Wednesday, January 11, 2012

North Korea: U.S. Offered Food for Nuke Shutdown


SEOUL, South Korea - North Korea said Jan. 11 that the United States had offered food aid and a suspension of sanctions if it halted its uranium enrichment program.
The comments by a foreign ministry spokesman to Pyongyang's official news agency were the first by the North on the issue.
Before the sudden death of the North's leader Kim Jong-Il on Dec. 17, there were several media reports that such an agreement was imminent.
At talks in July last year, Washington "proposed to take confidence-building steps such as suspension of sanctions, as well as food aid" in return for a "temporary suspension" of uranium enrichment, the North's spokesman said.
Experts say the uranium program disclosed in November 2010 could give the communist state a second way to make nuclear weapons. The disclosure spurred efforts to revive stalled six-party nuclear disarmament negotiations.
The U.S. and North Korea last year held two rounds of bilateral talks aimed at restarting the negotiations last held in December 2008.
A third round was reportedly scheduled in Beijing before the announcement of Kim's death put the process on hold.
The spokesman's statement suggested that a deal was still on the cards if the U.S. raised the amount of food it is willing to offer. "We will watch if the U.S. truly wants to build confidence," it said.
Washington says any decision to offer humanitarian food aid would not be linked to other issues, but the spokesman accused the United States of politicizing the issue.
Robert King, U.S. special envoy for North Korean human rights, met senior North Korean foreign ministry official Ri Gun in Beijing in December to discuss a possible resumption of U.S. food aid.
South Korean media reports at the time said the North had agreed to suspend its uranium program while the U.S. would provide up to 240,000 tons of food.

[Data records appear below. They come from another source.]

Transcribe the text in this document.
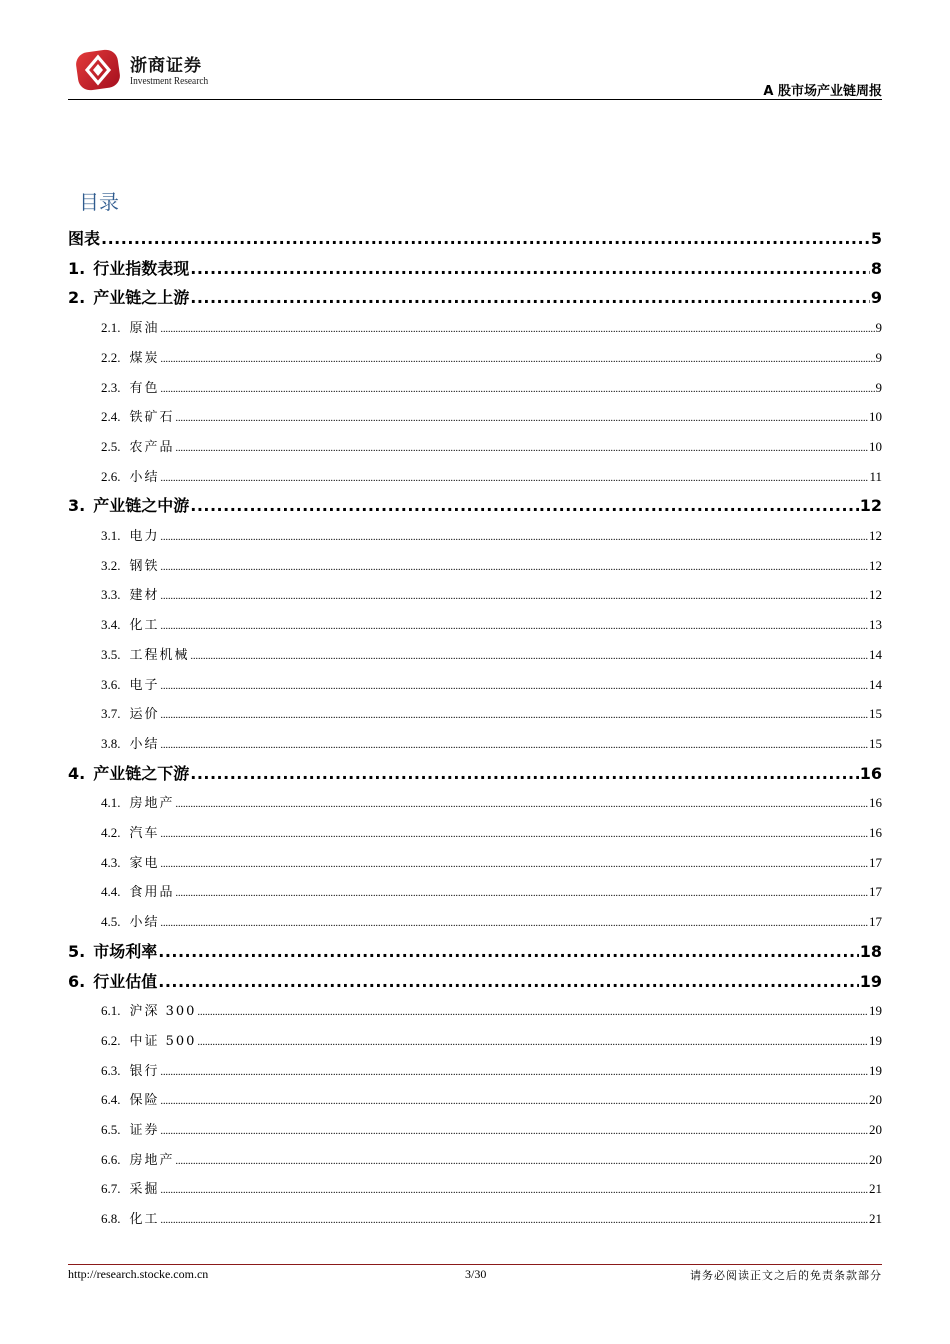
浙商证券
Investment Research
A 股市场产业链周报
目录
图表 .....	5
1. 行业指数表现 .....	8
2. 产业链之上游 .....	9
2.1. 原油 .....	9
2.2. 煤炭 .....	9
2.3. 有色 .....	9
2.4. 铁矿石 .....	10
2.5. 农产品 .....	10
2.6. 小结 .....	11
3. 产业链之中游 .....	12
3.1. 电力 .....	12
3.2. 钢铁 .....	12
3.3. 建材 .....	12
3.4. 化工 .....	13
3.5. 工程机械 .....	14
3.6. 电子 .....	14
3.7. 运价 .....	15
3.8. 小结 .....	15
4. 产业链之下游 .....	16
4.1. 房地产 .....	16
4.2. 汽车 .....	16
4.3. 家电 .....	17
4.4. 食用品 .....	17
4.5. 小结 .....	17
5. 市场利率 .....	18
6. 行业估值 .....	19
6.1. 沪深 300 .....	19
6.2. 中证 500 .....	19
6.3. 银行 .....	19
6.4. 保险 .....	20
6.5. 证券 .....	20
6.6. 房地产 .....	20
6.7. 采掘 .....	21
6.8. 化工 .....	21
http://research.stocke.com.cn	3/30	请务必阅读正文之后的免责条款部分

The U.S. pledged 500,000 tons of rice in 2008. Shipments stopped the following year amid questions over transparency of the distribution, and Pyongyang told the Americans to leave.

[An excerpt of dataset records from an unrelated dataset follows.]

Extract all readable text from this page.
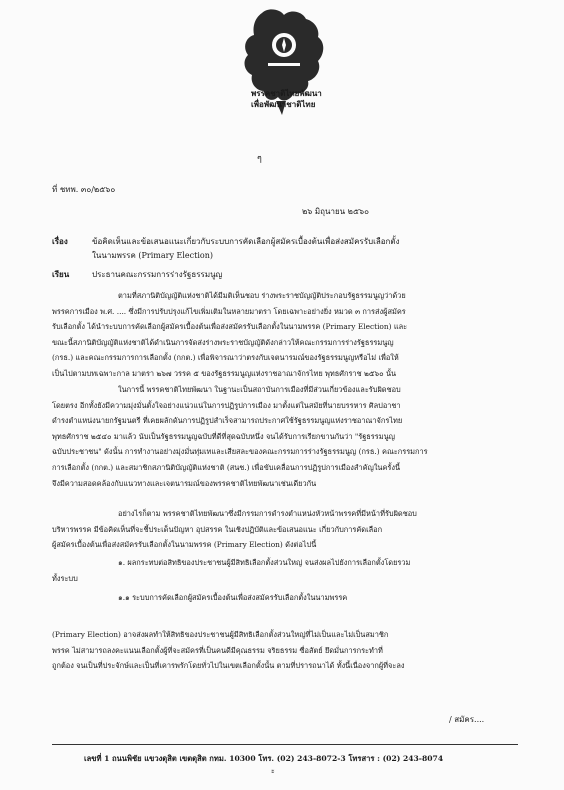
พรรคชาติไทยพัฒนา
เพื่อพัฒนาชาติไทย
ๆ
ที่ ชทพ. ๓๐/๒๕๖๐
๒๖ มิถุนายน ๒๕๖๐
เรื่อง	ข้อคิดเห็นและข้อเสนอแนะเกี่ยวกับระบบการคัดเลือกผู้สมัครเบื้องต้นเพื่อส่งสมัครรับเลือกตั้ง
ในนามพรรค (Primary Election)
เรียน	ประธานคณะกรรมการร่างรัฐธรรมนูญ
ตามที่สภานิติบัญญัติแห่งชาติได้มีมติเห็นชอบ ร่างพระราชบัญญัติประกอบรัฐธรรมนูญว่าด้วย
พรรคการเมือง พ.ศ. .... ซึ่งมีการปรับปรุงแก้ไขเพิ่มเติมในหลายมาตรา โดยเฉพาะอย่างยิ่ง หมวด ๓ การส่งผู้สมัคร
รับเลือกตั้ง ได้นำระบบการคัดเลือกผู้สมัครเบื้องต้นเพื่อส่งสมัครรับเลือกตั้งในนามพรรค (Primary Election) และ
ขณะนี้สภานิติบัญญัติแห่งชาติได้ดำเนินการจัดส่งร่างพระราชบัญญัติดังกล่าวให้คณะกรรมการร่างรัฐธรรมนูญ
(กรธ.) และคณะกรรมการการเลือกตั้ง (กกต.) เพื่อพิจารณาว่าตรงกับเจตนารมณ์ของรัฐธรรมนูญหรือไม่ เพื่อให้
เป็นไปตามบทเฉพาะกาล มาตรา ๒๖๗ วรรค ๕ ของรัฐธรรมนูญแห่งราชอาณาจักรไทย พุทธศักราช ๒๕๖๐ นั้น
ในการนี้ พรรคชาติไทยพัฒนา ในฐานะเป็นสถาบันการเมืองที่มีส่วนเกี่ยวข้องและรับผิดชอบ
โดยตรง อีกทั้งยังมีความมุ่งมั่นตั้งใจอย่างแน่วแน่ในการปฏิรูปการเมือง มาตั้งแต่ในสมัยที่นายบรรหาร ศิลปอาชา
ดำรงตำแหน่งนายกรัฐมนตรี ที่เคยผลักดันการปฏิรูปสำเร็จสามารถประกาศใช้รัฐธรรมนูญแห่งราชอาณาจักรไทย
พุทธศักราช ๒๕๔๐ มาแล้ว นับเป็นรัฐธรรมนูญฉบับที่ดีที่สุดฉบับหนึ่ง จนได้รับการเรียกขานกันว่า "รัฐธรรมนูญ
ฉบับประชาชน" ดังนั้น การทำงานอย่างมุ่งมั่นทุ่มเทและเสียสละของคณะกรรมการร่างรัฐธรรมนูญ (กรธ.) คณะกรรมการ
การเลือกตั้ง (กกต.) และสมาชิกสภานิติบัญญัติแห่งชาติ (สนช.) เพื่อขับเคลื่อนการปฏิรูปการเมืองสำคัญในครั้งนี้
จึงมีความสอดคล้องกับแนวทางและเจตนารมณ์ของพรรคชาติไทยพัฒนาเช่นเดียวกัน
อย่างไรก็ตาม พรรคชาติไทยพัฒนาซึ่งมีกรรมการดำรงตำแหน่งหัวหน้าพรรคที่มีหน้าที่รับผิดชอบ
บริหารพรรค มีข้อคิดเห็นที่จะชี้ประเด็นปัญหา อุปสรรค ในเชิงปฏิบัติและข้อเสนอแนะ เกี่ยวกับการคัดเลือก
ผู้สมัครเบื้องต้นเพื่อส่งสมัครรับเลือกตั้งในนามพรรค (Primary Election) ดังต่อไปนี้
๑. ผลกระทบต่อสิทธิของประชาชนผู้มีสิทธิเลือกตั้งส่วนใหญ่ จนส่งผลไปยังการเลือกตั้งโดยรวม
ทั้งระบบ
๑.๑ ระบบการคัดเลือกผู้สมัครเบื้องต้นเพื่อส่งสมัครรับเลือกตั้งในนามพรรค
(Primary Election) อาจส่งผลทำให้สิทธิของประชาชนผู้มีสิทธิเลือกตั้งส่วนใหญ่ที่ไม่เป็นและไม่เป็นสมาชิก
พรรค ไม่สามารถลงคะแนนเลือกตั้งผู้ที่จะสมัครที่เป็นคนดีมีคุณธรรม จริยธรรม ซื่อสัตย์ ยึดมั่นการกระทำที่
ถูกต้อง จนเป็นที่ประจักษ์และเป็นที่เคารพรักโดยทั่วไปในเขตเลือกตั้งนั้น ตามที่ปรารถนาได้ ทั้งนี้เนื่องจากผู้ที่จะลง
/ สมัคร....
เลขที่ 1 ถนนพิชัย แขวงดุสิต เขตดุสิต กทม. 10300 โทร. (02) 243-8072-3 โทรสาร : (02) 243-8074
ะ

The North's spokesman said Jan. 11 the U.S. had failed to provide 330,000 tons of the amount promised three years ago.
In recent talks it "has drastically changed the amount and items of provision contrary to the originally promised food aid", the spokesman said, adding this raised doubts about Washington's willingness to build confidence.
The U.S. is offering high-energy biscuits and similar nutritional supplements in its latest package, rather than rice which could be diverted to the military or the elite.
UN agencies that visited in February 2011 said six million North Koreans - a quarter of the population - need urgent aid in a nation where hundreds of thousands died in a famine in the 1990s.